Scientists have identified a gene that controls the root growth in plants, thus paving the way for agriculture revolution.

The study conducted by Philip Benfey, professor of biology at Duke University and director of Duke’s Institute for Genome Sciences and Policy Center for Systems Biology, and his team reveals that the absence of the gene UPBEAT1 (UPB1) triggers root growth in plants. This finding can help in the cultivation of more economically viable plants in the future by manipulating the gene that controls root growth.
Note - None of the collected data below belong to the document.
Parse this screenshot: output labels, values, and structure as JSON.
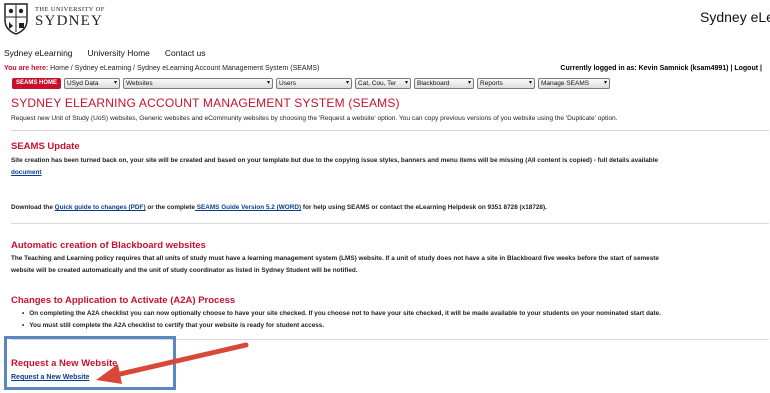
{
  "header": {
    "logo_small": "THE UNIVERSITY OF",
    "logo_big": "SYDNEY",
    "site_title": "Sydney eLe"
  },
  "topnav": [
    "Sydney eLearning",
    "University Home",
    "Contact us"
  ],
  "breadcrumb": {
    "label": "You are here:",
    "path": "Home / Sydney eLearning / Sydney eLearning Account Management System (SEAMS)"
  },
  "login": {
    "prefix": "Currently logged in as: Kevin Samnick (ksam4991)",
    "sep": "|",
    "logout": "Logout",
    "trail": "|"
  },
  "menubar": {
    "home": "SEAMS HOME",
    "dropdowns": [
      "USyd Data",
      "Websites",
      "Users",
      "Cat, Cou, Ter",
      "Blackboard",
      "Reports",
      "Manage SEAMS"
    ]
  },
  "page": {
    "title": "SYDNEY ELEARNING ACCOUNT MANAGEMENT SYSTEM (SEAMS)",
    "intro": "Request new Unit of Study (UoS) websites, Generic websites and eCommunity websites by choosing the 'Request a website' option. You can copy previous versions of you website using the 'Duplicate' option."
  },
  "seams_update": {
    "heading": "SEAMS Update",
    "line1": "Site creation has been turned back on, your site will be created and based on your template but due to the copying issue styles, banners and menu items will be missing (All content is copied) - full details available",
    "link": "document"
  },
  "download": {
    "prefix": "Download the ",
    "link1": "Quick guide to changes (PDF)",
    "middle": " or the complete",
    "link2": " SEAMS Guide Version 5.2 (WORD)",
    "suffix": " for help using SEAMS or contact the eLearning Helpdesk on 9351 8728 (x18728)."
  },
  "auto_creation": {
    "heading": "Automatic creation of Blackboard websites",
    "line1": "The Teaching and Learning policy requires that all units of study must have a learning management system (LMS) website. If a unit of study does not have a site in Blackboard five weeks before the start of semeste",
    "line2": "website will be created automatically and the unit of study coordinator as listed in Sydney Student will be notified."
  },
  "a2a": {
    "heading": "Changes to Application to Activate (A2A) Process",
    "bullets": [
      "On completing the A2A checklist you can now optionally choose to have your site checked. If you choose not to have your site checked, it will be made available to your students on your nominated start date.",
      "You must still complete the A2A checklist to certify that your website is ready for student access."
    ]
  },
  "request": {
    "heading": "Request a New Website",
    "link": "Request a New Website"
  },
  "colors": {
    "brand_red": "#c8102e",
    "link_blue": "#0c3c8c",
    "highlight_blue": "#5b86be",
    "arrow_red": "#d9473b"
  }
}
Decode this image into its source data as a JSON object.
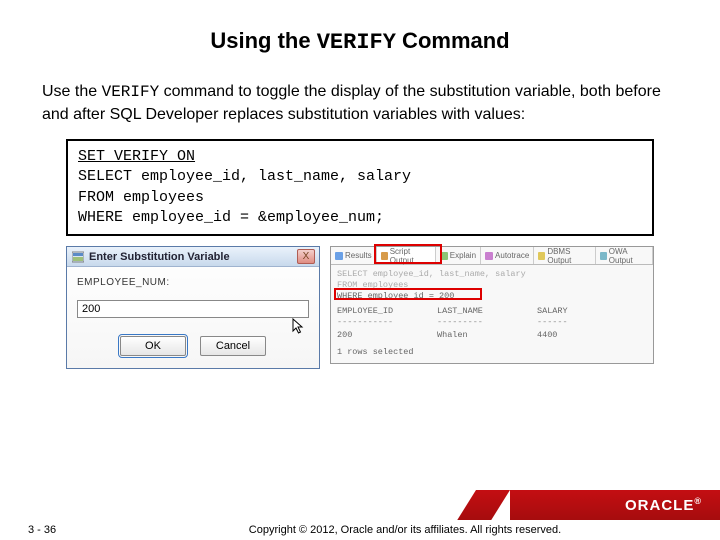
{
  "title_pre": "Using the ",
  "title_mono": "VERIFY",
  "title_post": " Command",
  "body_pre": "Use the ",
  "body_mono": "VERIFY",
  "body_post": " command to toggle the display of the substitution variable, both before and after SQL Developer replaces substitution variables with values:",
  "code": {
    "l1": "SET VERIFY ON",
    "l2": "SELECT employee_id, last_name, salary",
    "l3": "FROM   employees",
    "l4": "WHERE  employee_id = &employee_num;"
  },
  "dialog": {
    "title": "Enter Substitution Variable",
    "close": "X",
    "label": "EMPLOYEE_NUM:",
    "value": "200",
    "ok": "OK",
    "cancel": "Cancel"
  },
  "output": {
    "tabs": [
      "Results",
      "Script Output",
      "Explain",
      "Autotrace",
      "DBMS Output",
      "OWA Output"
    ],
    "l1_dim": "SELECT employee_id, last_name, salary",
    "l2_dim": "FROM   employees",
    "l3": "WHERE  employee_id = 200",
    "hdr_a": "EMPLOYEE_ID",
    "hdr_b": "LAST_NAME",
    "hdr_c": "SALARY",
    "val_a": "200",
    "val_b": "Whalen",
    "val_c": "4400",
    "footer": "1 rows selected"
  },
  "brand": "ORACLE",
  "page": "3 - 36",
  "copyright": "Copyright © 2012, Oracle and/or its affiliates. All rights reserved."
}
This new research can also improve crop cultivation in dry lands as bigger roots can absorb more water from the surroundings. Bigger roots with its ability to grow faster can speed up the growth of switchgrass and Miscanthus considered being the future means of biofuel. This way the farmers can reduce the cultivation time for these perennial grasses. “With switchgrass, for example, frequently you cannot harvest the first year's crop because it takes a long time for the root system to establish," said Benfey, "that would be a huge boon for farmers," he adds.

In addition, the findings will lead to the creation of stronger and bigger plants that absorb more carbon di oxide from the atmosphere, thus reducing the carbon footprint in the atmosphere.

As the growth is manipulated by taking out a gene rather than adding one, this method would not come under the transgenic laws, thus offering a more viable and cost effective option for the farmers than the transgenic method.

The idea needs more research to put it in to practical application. "When we understand them well and can control them, we should be able to regulate root activity,” Benfey said.

Modern science has already presented revolutionary ideas for economically viable crop cultivation in the past. Recently a group of scientists from the University of Massachusetts Amherst found ways to silence multiple genes in a plant. Similar researches are conducted around the world to develop plants that aid human sustenance better.